The point is not that Iran has won. No doubt the regime will emerge weakened, at least internationally. The point is that the United States cannot win, because it is not fighting for anything. Its capabilities become a trap, suggesting further actions that might indeed hurt Iran in some sense, but which cannot lead to US victory, because there is no objective. And Trump’s pleasure principle elicits the pleasure of others. Now people around him are making money. And his patron Vladimir Putin is doing very well indeed.
For me, the moral, legal, and democratic political arguments are decisive in themselves. I have considered them elsewhere. In particular, I worry that Trump will use this war (or the next one) an related terrorist attack to try (this should not work) to rig elections.
But even if we think only of military planning, moral, legal, and democratic reasoning all hinder a natural moment in tyranny, one in which an unchecked leader uses the power of the state to make war in order to please himself. For Americans, the only victory in this war would be to restore the principles that would have prevented it.


Thank you for this…war for whimsy cannot be won. No national interest, no policy, no strategy, just capabilities deployed because they exist and Trump gets a dopamine hit watching things explode.
The pleasure principle as foreign policy. “Fun” as justification for bombing. Intermittent reinforcement like a slot machine—-double down when it stops feeling good, chase the next hit.
Meanwhile, while America bombs, China builds.
I just wrote about this, as Trump is burning billions on a war that serves no strategic purpose while China is mass-producing EVs, dominating battery supply chains, and positioning itself as the renewable energy infrastructure provider for the Global South.

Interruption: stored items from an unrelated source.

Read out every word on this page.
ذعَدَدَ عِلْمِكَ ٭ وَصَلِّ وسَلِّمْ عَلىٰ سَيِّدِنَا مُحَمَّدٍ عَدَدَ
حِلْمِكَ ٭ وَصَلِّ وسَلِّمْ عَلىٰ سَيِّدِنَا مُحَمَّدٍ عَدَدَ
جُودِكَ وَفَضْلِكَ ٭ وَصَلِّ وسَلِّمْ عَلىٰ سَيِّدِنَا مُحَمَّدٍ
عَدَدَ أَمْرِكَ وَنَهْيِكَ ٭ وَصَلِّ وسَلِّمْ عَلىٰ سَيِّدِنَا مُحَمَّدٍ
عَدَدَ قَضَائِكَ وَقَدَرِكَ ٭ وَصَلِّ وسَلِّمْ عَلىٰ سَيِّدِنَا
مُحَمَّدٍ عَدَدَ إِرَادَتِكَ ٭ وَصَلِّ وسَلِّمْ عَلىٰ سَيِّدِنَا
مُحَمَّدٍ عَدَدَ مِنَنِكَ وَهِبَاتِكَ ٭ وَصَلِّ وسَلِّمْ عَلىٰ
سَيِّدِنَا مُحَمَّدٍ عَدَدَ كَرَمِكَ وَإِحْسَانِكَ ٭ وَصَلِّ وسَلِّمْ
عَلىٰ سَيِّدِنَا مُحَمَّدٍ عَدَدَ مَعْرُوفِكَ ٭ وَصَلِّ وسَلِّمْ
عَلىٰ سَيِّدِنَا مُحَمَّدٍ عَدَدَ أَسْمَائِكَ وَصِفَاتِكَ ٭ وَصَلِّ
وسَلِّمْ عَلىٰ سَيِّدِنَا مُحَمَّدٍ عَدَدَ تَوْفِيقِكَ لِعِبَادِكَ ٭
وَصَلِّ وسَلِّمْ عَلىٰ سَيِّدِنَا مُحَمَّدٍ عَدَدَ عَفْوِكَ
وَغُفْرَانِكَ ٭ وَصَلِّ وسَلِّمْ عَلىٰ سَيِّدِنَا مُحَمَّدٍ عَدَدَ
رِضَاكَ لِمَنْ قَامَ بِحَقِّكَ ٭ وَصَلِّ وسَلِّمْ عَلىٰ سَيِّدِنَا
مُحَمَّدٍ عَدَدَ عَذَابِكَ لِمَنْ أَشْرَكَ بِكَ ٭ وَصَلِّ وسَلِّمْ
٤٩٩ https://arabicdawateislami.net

They’re preparing for the energy transition (the actual future) while we’re stuck in oil-dependent extraction logic launching missiles for entertainment.
Iran doesn’t need to win militarily. They just need to outlast Trump’s attention span and keep oil prices high enough to accelerate the transition that destroys hegemony. Every bomb we drop is a battery sold in Shenzhen. Every day Hormuz stays closed is another country signing energy deals with Beijing instead of Washington.
War without national interest is just expensive performance art.
Spot on—-you can’t celebrate blowing things up and call it strategy. But the deeper problem is we’re celebrating blowing things up while China’s building what actually matters for the next fifty years.
—Johan
As that great American Nobel Laureate Bob Dylan foretold:
"Now, the roving gambler he was very bored
Trying to create a next world war
He found a promoter who nearly fell off the floor
He said, "I never engaged in this kind of thing before
But yes, I think it can be very easily done
We'll just put some bleachers out in the sun
And have it on Highway 61"
I'm not American, but I think Highway 61 runs through Minnesota.